The response was unnerving. As Adams and Jefferson later reported to the Continental Congress, the ambassador said the raids were a jihad against infidels. Muslim privateers felt "it was their duty to make war upon them [non-Muslims] wherever they could be found, and to make slaves of all they could as Prisoners, and that every Mussleman [Muslim] who should be slain in Battle was sure to go to Paradise."

The Americans now had two choices: pay tribute or fight the pirates.

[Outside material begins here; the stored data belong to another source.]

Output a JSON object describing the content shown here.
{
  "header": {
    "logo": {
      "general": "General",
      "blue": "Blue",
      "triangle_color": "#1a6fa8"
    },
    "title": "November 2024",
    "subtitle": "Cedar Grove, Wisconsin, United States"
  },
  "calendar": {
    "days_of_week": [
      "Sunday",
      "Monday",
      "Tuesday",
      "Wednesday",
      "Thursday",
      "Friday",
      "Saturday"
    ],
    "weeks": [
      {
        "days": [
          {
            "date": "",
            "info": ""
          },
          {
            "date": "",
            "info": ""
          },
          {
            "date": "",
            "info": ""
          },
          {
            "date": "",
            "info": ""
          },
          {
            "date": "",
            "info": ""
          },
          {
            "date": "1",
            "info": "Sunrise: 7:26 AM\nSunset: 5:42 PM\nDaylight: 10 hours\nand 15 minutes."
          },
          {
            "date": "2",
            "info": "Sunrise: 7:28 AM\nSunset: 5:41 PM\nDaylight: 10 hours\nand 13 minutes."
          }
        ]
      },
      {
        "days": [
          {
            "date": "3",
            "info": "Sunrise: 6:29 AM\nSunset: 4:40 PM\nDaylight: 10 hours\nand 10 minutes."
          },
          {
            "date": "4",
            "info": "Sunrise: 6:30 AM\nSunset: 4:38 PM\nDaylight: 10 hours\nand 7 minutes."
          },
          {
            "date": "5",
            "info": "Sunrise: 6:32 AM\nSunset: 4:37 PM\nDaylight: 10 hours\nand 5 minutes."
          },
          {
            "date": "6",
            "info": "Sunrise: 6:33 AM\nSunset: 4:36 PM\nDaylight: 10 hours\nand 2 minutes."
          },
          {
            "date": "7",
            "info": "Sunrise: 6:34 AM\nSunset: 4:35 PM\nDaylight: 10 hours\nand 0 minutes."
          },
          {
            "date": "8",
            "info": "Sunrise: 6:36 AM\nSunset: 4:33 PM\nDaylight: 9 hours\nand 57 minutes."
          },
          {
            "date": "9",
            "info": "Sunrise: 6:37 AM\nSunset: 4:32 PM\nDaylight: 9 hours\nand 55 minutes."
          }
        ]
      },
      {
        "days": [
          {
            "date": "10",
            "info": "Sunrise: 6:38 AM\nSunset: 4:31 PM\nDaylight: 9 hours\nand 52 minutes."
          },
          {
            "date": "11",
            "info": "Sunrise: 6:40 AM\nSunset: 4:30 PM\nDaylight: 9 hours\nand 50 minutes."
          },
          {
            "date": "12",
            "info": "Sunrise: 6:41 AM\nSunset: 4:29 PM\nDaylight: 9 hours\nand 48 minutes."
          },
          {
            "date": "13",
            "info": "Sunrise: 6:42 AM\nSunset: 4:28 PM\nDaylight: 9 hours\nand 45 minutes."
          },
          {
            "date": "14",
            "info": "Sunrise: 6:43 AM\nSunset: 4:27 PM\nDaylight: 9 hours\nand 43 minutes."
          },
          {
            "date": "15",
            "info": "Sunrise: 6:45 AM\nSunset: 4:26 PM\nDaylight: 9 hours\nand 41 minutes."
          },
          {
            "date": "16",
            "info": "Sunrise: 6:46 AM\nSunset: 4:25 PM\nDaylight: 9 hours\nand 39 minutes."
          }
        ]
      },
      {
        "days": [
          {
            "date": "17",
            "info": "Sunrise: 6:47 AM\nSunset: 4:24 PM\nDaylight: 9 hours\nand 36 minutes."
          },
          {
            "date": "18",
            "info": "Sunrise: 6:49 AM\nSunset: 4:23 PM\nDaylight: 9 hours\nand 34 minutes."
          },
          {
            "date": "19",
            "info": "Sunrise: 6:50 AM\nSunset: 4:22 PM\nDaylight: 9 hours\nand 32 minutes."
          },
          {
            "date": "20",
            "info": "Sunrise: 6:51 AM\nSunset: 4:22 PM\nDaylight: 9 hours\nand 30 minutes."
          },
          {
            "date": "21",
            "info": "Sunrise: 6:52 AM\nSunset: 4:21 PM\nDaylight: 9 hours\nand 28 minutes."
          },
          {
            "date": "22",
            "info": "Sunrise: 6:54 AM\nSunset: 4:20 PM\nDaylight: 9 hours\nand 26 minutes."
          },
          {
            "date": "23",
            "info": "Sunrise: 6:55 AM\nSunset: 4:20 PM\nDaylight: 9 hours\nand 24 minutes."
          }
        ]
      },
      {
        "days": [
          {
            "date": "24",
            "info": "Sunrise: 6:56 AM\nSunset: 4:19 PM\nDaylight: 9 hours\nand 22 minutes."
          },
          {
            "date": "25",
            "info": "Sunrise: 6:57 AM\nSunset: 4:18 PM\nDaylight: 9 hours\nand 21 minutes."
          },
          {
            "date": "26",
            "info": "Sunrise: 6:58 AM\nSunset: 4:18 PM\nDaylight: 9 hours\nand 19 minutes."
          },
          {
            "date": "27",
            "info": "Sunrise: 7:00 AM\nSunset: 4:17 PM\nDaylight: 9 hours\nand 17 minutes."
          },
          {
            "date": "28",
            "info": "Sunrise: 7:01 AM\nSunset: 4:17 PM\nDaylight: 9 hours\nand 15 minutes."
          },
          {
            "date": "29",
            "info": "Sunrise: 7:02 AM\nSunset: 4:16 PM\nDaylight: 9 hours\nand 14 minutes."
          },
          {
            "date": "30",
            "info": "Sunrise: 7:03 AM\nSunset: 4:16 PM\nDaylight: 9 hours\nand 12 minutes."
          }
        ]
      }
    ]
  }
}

Eventually, we stopped paying the Danegeld and took North African politics into our own hands. The Marine Corps hymn does not include "the shores of Tripoli" because it makes for a nice rhyme with "on the land and on the sea". The resolution of the war with the Barbary Pirates came because we decided to institite a policy of regime change on the southern shores of the Mediterranean. It didn't take long before the Muslim pirates of the Barbary Coast got the message and left American shipping alone, both in the Atlantic and in the Mediterranean.

The Post does not give a complete endorsement of the book. Erik Schechter scores London for not being more condemning of the racist statements from American figures of those times, and also complains about sketchy details in London's work. However, Schechter remains positive about the book overall and remarks on London's abilities to make the colorful personalities "come alive". And Schechter notes that London's work reminds us that America's troubles with Islamists did not start in 1948 with the creation of the state of Israel.